Rockwell climbed 31 percent to 4.05 pesos as of 1:53 p.m., headed for the highest close since May 14, while the Philippine Stock Exchange Composite Index declined 0.1 percent.
“Investors are buying the stock because they are excited with the company’s prospects and valuation moving forward,” said Astro del Castillo, managing director at Manila-based investment company First Grade Finance Inc. “The company is strong in the upper-middle and high-end market for homes.”
Profit may climb to 2.2 billion pesos ($53 million) by 2014 from an estimated 1.1 billion pesos this year, Padilla said at a briefing in Manila today.
The company’s so-called sales take-up, or the combined value of homes for which it has received initial payment, increased 70 percent in the first half to 4.1 billion pesos, Padilla said. Manila-based Rockwell will spend 7 billion pesos to 8 billion pesos this year on capital expenditure, he said.

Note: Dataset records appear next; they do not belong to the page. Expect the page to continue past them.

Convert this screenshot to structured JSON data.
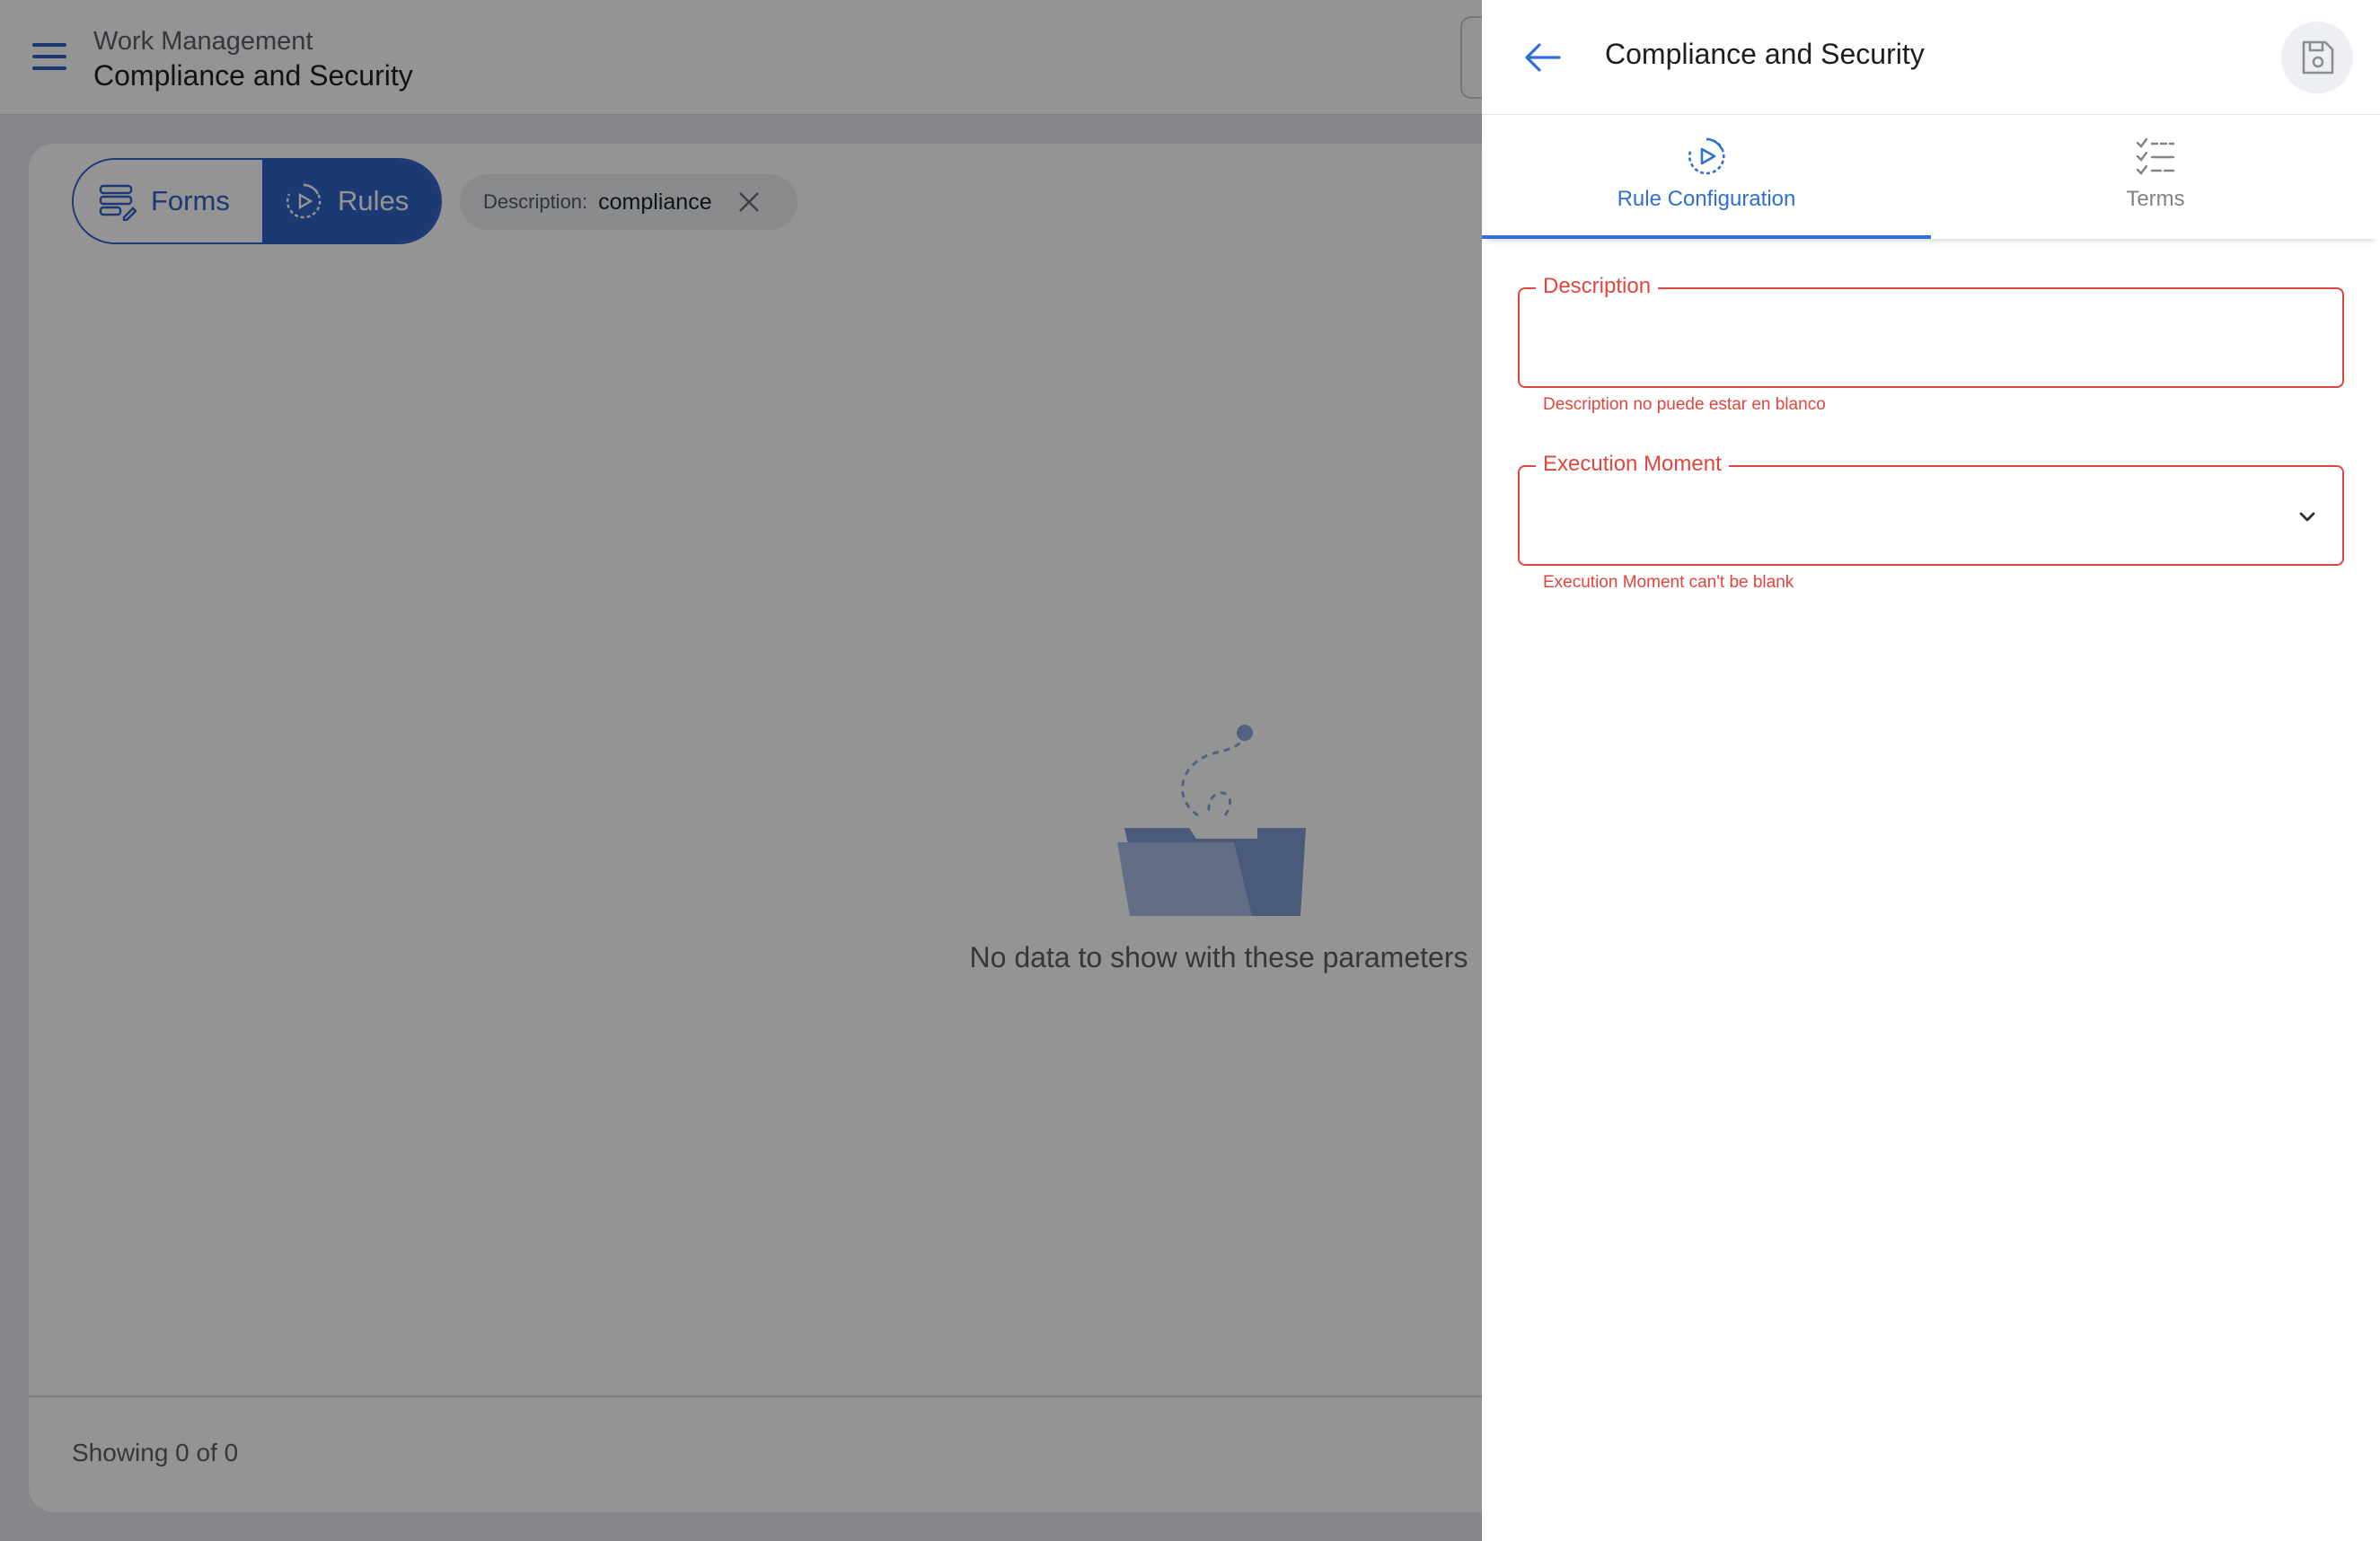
{
  "topbar": {
    "app_sub": "Work Management",
    "app_title": "Compliance and Security"
  },
  "toolbar": {
    "forms_label": "Forms",
    "rules_label": "Rules",
    "filter_chip": {
      "label": "Description:",
      "value": "compliance"
    }
  },
  "main": {
    "empty_text": "No data to show with these parameters",
    "footer_text": "Showing 0 of 0"
  },
  "drawer": {
    "title": "Compliance and Security",
    "tabs": [
      {
        "label": "Rule Configuration",
        "active": true
      },
      {
        "label": "Terms",
        "active": false
      }
    ],
    "fields": {
      "description": {
        "label": "Description",
        "value": "",
        "error": "Description no puede estar en blanco"
      },
      "execution_moment": {
        "label": "Execution Moment",
        "value": "",
        "error": "Execution Moment can't be blank"
      }
    }
  },
  "colors": {
    "primary": "#2f62c7",
    "accent_tab": "#2f6fd6",
    "error": "#e2453d",
    "illustration": "#8fa9dc"
  },
  "icons": [
    "menu-icon",
    "forms-icon",
    "rules-icon",
    "close-icon",
    "back-arrow-icon",
    "save-icon",
    "rule-config-icon",
    "terms-checklist-icon",
    "chevron-down-icon",
    "empty-folder-icon"
  ]
}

The developer plans to raise between 5 billion pesos and 7 billion pesos through debt and equity to help fund expansion, the executive said, declining to specify a timeframe. Rockwell currently has 90,000 square meters of space for lease, and expects the area to double by 2014 and triple by 2016, he said.
Before today, Rockwell had declined 37 percent since the stock began trading on May 11, trailing a 6.9 percent advance for the Philippine Stock Exchange Property Index.
Investors had been uncertain about Rockwell’s prospects, causing the stock to lag behind the gain for the property index, del Castillo said.